Katiuscia Nardi, Paolo Milia, Paolo Eusebi, Maurizio Paciaroni, Valeria Caso, Giancarlo Agnelli
Journal of Stroke and Cerebrovascular Diseases: the Official Journal of National Stroke Association 2012, 21 (8): 819-24
21703875

BACKGROUND: Leukocytes are the first cells that arrive in the stroke region(s), and they increase in peripheral blood. The contribution or leukocytes in the early acute phase of cerebral ischemia has not yet been investigated.

METHODS: In consecutive first-ever acute ischemic stroke patients whose symptoms had started <12 hours earlier, we aimed to establish whether admission leukocyte count affects the short-term neurologic outcome, and whether there are differences between the various clinical syndromes of stroke. The National Institutes of Health Stroke Scale (NIHSS) was assessed at admission (NIHSS(0)) and after 72 hours (NIHSS(72)). Modified Rankin scale (mRS) scores were evaluated at discharge. The Spearman rank correlation was used for the correlation between leukocytes and outcome measures.

RESULTS: Eight hundred and eleven patients were included (median age 77 years [range 68-82]; 418 [53%] were male; the median NIHSS(0) score was 7 [range 4-12], the median NIHSS(72) score was 6 [range 3-12], and the median mRS score was 2 [range 2-4]).
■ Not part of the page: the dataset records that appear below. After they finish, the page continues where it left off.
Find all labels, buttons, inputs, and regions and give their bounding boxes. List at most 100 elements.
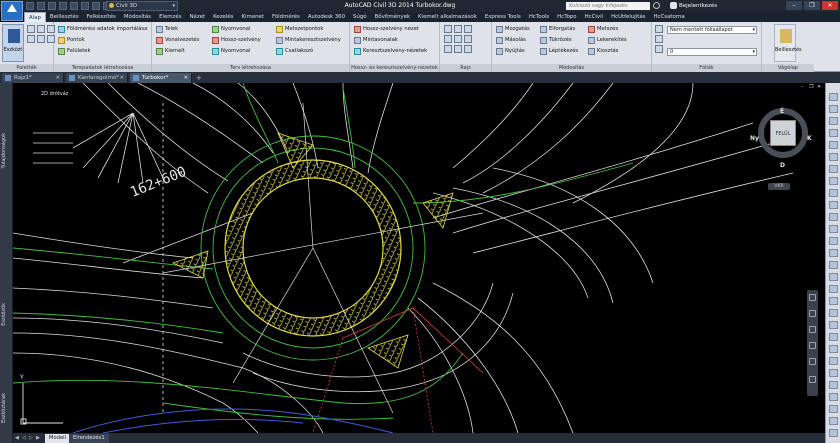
- tool-icon[interactable]: [829, 297, 838, 305]
- alignment-button[interactable]: Vonalvezetés: [156, 36, 199, 45]
- section-views-button[interactable]: Keresztszelvény-nézetek: [354, 47, 427, 56]
- showmotion-icon[interactable]: [809, 358, 816, 365]
- tool-icon[interactable]: [829, 105, 838, 113]
- tool-icon[interactable]: [829, 201, 838, 209]
- tool-icon[interactable]: [829, 153, 838, 161]
- tab-autodesk-360[interactable]: Autodesk 360: [304, 12, 349, 22]
- tab-nezet[interactable]: Nézet: [186, 12, 210, 22]
- minimize-button[interactable]: –: [786, 1, 802, 10]
- spline-icon[interactable]: [444, 45, 452, 53]
- undo-icon[interactable]: [81, 2, 89, 10]
- tool-icon[interactable]: [829, 309, 838, 317]
- toolbars-palette-label[interactable]: Eszköztárak: [1, 393, 11, 423]
- rotate-button[interactable]: Elforgatás: [540, 25, 575, 34]
- viewport-visual-style[interactable]: 2D drótváz: [41, 91, 68, 97]
- new-icon[interactable]: [26, 2, 34, 10]
- tool-icon[interactable]: [829, 189, 838, 197]
- parcel-button[interactable]: Telek: [156, 25, 178, 34]
- plot-icon[interactable]: [70, 2, 78, 10]
- first-layout-icon[interactable]: ◀: [15, 434, 21, 442]
- search-icon[interactable]: [653, 2, 660, 9]
- stretch-button[interactable]: Nyújtás: [496, 47, 525, 56]
- restore-icon[interactable]: ❐: [809, 85, 815, 90]
- tab-kimenet[interactable]: Kimenet: [237, 12, 267, 22]
- tool-icon[interactable]: [829, 93, 838, 101]
- move-button[interactable]: Mozgatás: [496, 25, 530, 34]
- tool-icon[interactable]: [829, 225, 838, 233]
- profile-view-button[interactable]: Hossz-szelvény nézet: [354, 25, 419, 34]
- close-icon[interactable]: ✕: [120, 73, 124, 83]
- grid-icon[interactable]: [37, 35, 45, 43]
- scale-button[interactable]: Léptékezés: [540, 47, 578, 56]
- layer-state-select[interactable]: Nem mentett fóliaállapot ▾: [667, 26, 757, 34]
- tool-icon[interactable]: [829, 405, 838, 413]
- fillet-button[interactable]: Lekerekítés: [588, 36, 627, 45]
- tool-icon[interactable]: [829, 285, 838, 293]
- toolspace-button[interactable]: Eszközt: [2, 24, 24, 62]
- orbit-icon[interactable]: [809, 342, 816, 349]
- compass-north[interactable]: É: [780, 108, 784, 115]
- close-button[interactable]: ✕: [822, 1, 838, 10]
- tool-icon[interactable]: [829, 357, 838, 365]
- layer-match-icon[interactable]: [655, 35, 663, 43]
- tool-icon[interactable]: [829, 177, 838, 185]
- tools-palette-label[interactable]: Eszközök: [1, 303, 11, 326]
- close-icon[interactable]: ✕: [184, 73, 188, 83]
- current-layer-select[interactable]: 0 ▾: [667, 48, 757, 56]
- tool-icon[interactable]: [829, 333, 838, 341]
- assembly-button[interactable]: Mintakeresztszelvény: [276, 36, 341, 45]
- drawing-viewport[interactable]: Y 2D drótváz 162+600 – ❐ ✕: [13, 83, 825, 433]
- tab-beillesztes[interactable]: Beillesztés: [46, 12, 83, 22]
- tab-kiemelt-alkalmazasok[interactable]: Kiemelt alkalmazások: [414, 12, 481, 22]
- layout-tab-elrendezes1[interactable]: Elrendezés1: [69, 434, 109, 443]
- tool-icon[interactable]: [829, 213, 838, 221]
- steering-wheel-icon[interactable]: [809, 294, 816, 301]
- new-tab-icon[interactable]: +: [196, 74, 202, 82]
- copy-button[interactable]: Másolás: [496, 36, 526, 45]
- trim-button[interactable]: Metszés: [588, 25, 618, 34]
- tool-icon[interactable]: [829, 117, 838, 125]
- next-layout-icon[interactable]: ▷: [29, 434, 35, 442]
- doc-tab-kanfarogolmo[interactable]: Kanfarogolmó* ✕: [66, 73, 128, 83]
- save-as-icon[interactable]: [59, 2, 67, 10]
- tab-hctools[interactable]: HcTools: [525, 12, 553, 22]
- pan-icon[interactable]: [809, 310, 816, 317]
- open-icon[interactable]: [37, 2, 45, 10]
- surfaces-button[interactable]: Felületek: [58, 47, 90, 56]
- properties-palette-label[interactable]: Tulajdonságok: [1, 133, 11, 169]
- tab-hccivil[interactable]: HcCivil: [581, 12, 607, 22]
- mirror-button[interactable]: Tükrözés: [540, 36, 572, 45]
- tab-alap[interactable]: Alap: [24, 12, 46, 22]
- tool-icon[interactable]: [829, 345, 838, 353]
- last-layout-icon[interactable]: ▶: [36, 434, 42, 442]
- tab-hctopo[interactable]: HcTopo: [553, 12, 580, 22]
- application-menu-button[interactable]: [1, 1, 23, 21]
- hatch-icon[interactable]: [464, 35, 472, 43]
- tab-kezeles[interactable]: Kezelés: [209, 12, 237, 22]
- tool-icon[interactable]: [829, 393, 838, 401]
- import-survey-button[interactable]: Földmérési adatok importálása: [58, 25, 147, 34]
- tab-express-tools[interactable]: Express Tools: [481, 12, 525, 22]
- compass-east[interactable]: K: [807, 135, 812, 142]
- sample-lines-button[interactable]: Mintavonalak: [354, 36, 398, 45]
- tool-icon[interactable]: [829, 369, 838, 377]
- arc-icon[interactable]: [444, 35, 452, 43]
- profile-button[interactable]: Nyomvonal: [212, 25, 250, 34]
- ellipse-icon[interactable]: [454, 45, 462, 53]
- points-button[interactable]: Pontok: [58, 36, 85, 45]
- panorama-icon[interactable]: [27, 35, 35, 43]
- viewcube-face[interactable]: FELÜL: [770, 120, 796, 146]
- workspace-select[interactable]: Civil 3D ▾: [106, 1, 178, 11]
- tab-foldmeres[interactable]: Földmérés: [268, 12, 304, 22]
- tool-icon[interactable]: [829, 141, 838, 149]
- viewcube[interactable]: FELÜL É D K Ny VKR: [748, 100, 818, 190]
- tool-icon[interactable]: [829, 249, 838, 257]
- feature-line-button[interactable]: Kiemelt: [156, 47, 185, 56]
- long-section-button[interactable]: Hossz-szelvény: [212, 36, 261, 45]
- tool-icon[interactable]: [829, 129, 838, 137]
- array-button[interactable]: Kiosztás: [588, 47, 618, 56]
- pipe-network-button[interactable]: Csatlakozó: [276, 47, 313, 56]
- zoom-icon[interactable]: [809, 326, 816, 333]
- signin-button[interactable]: Bejelentkezés: [670, 2, 722, 10]
- paste-button[interactable]: Beillesztés: [774, 24, 802, 62]
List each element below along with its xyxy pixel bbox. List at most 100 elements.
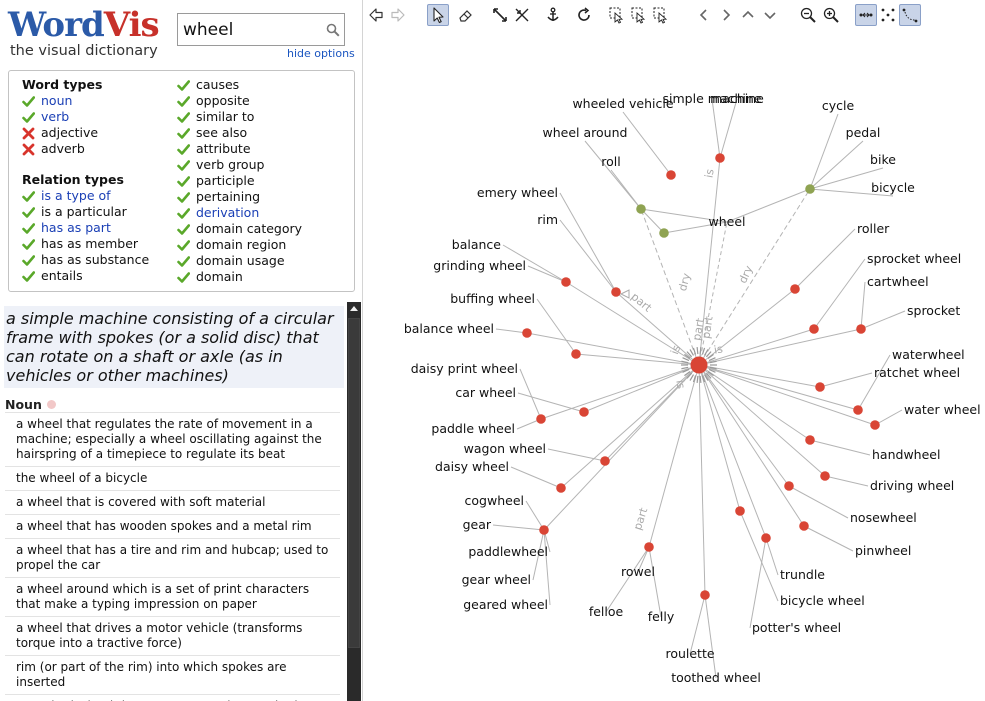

The median leukocyte count at admission was 8100/mm(3) (range 6500-10300). Higher leukocyte levels predicted a worst clinical presentation and a poor functional outcome (NIHSS(0)P < .001; NIHSS(72)P < .001; mRS P < .001). The correlation between leukocyte count and outcome measures remained significant after multivariate analysis (NIHSS(0)P < .001; NIHSS(72)P < .001; mRS P < .008). Focusing on clinical syndromes, a higher leukocyte count predicted severe NIHSS(0) and NIHSS(72) scores in patients with total anterior cerebral stroke (P = .001), partial anterior cerebral stroke (P = .004), or posterior cerebral stroke (P = .026).

CONCLUSIONS: An elevated leukocyte count in the acute phase of cerebral ischemia is a significant independent predictor of poor initial stroke severity, poor clinical outcome after 72 hours, and discharge disability. The involved underlying mechanism is still to determined.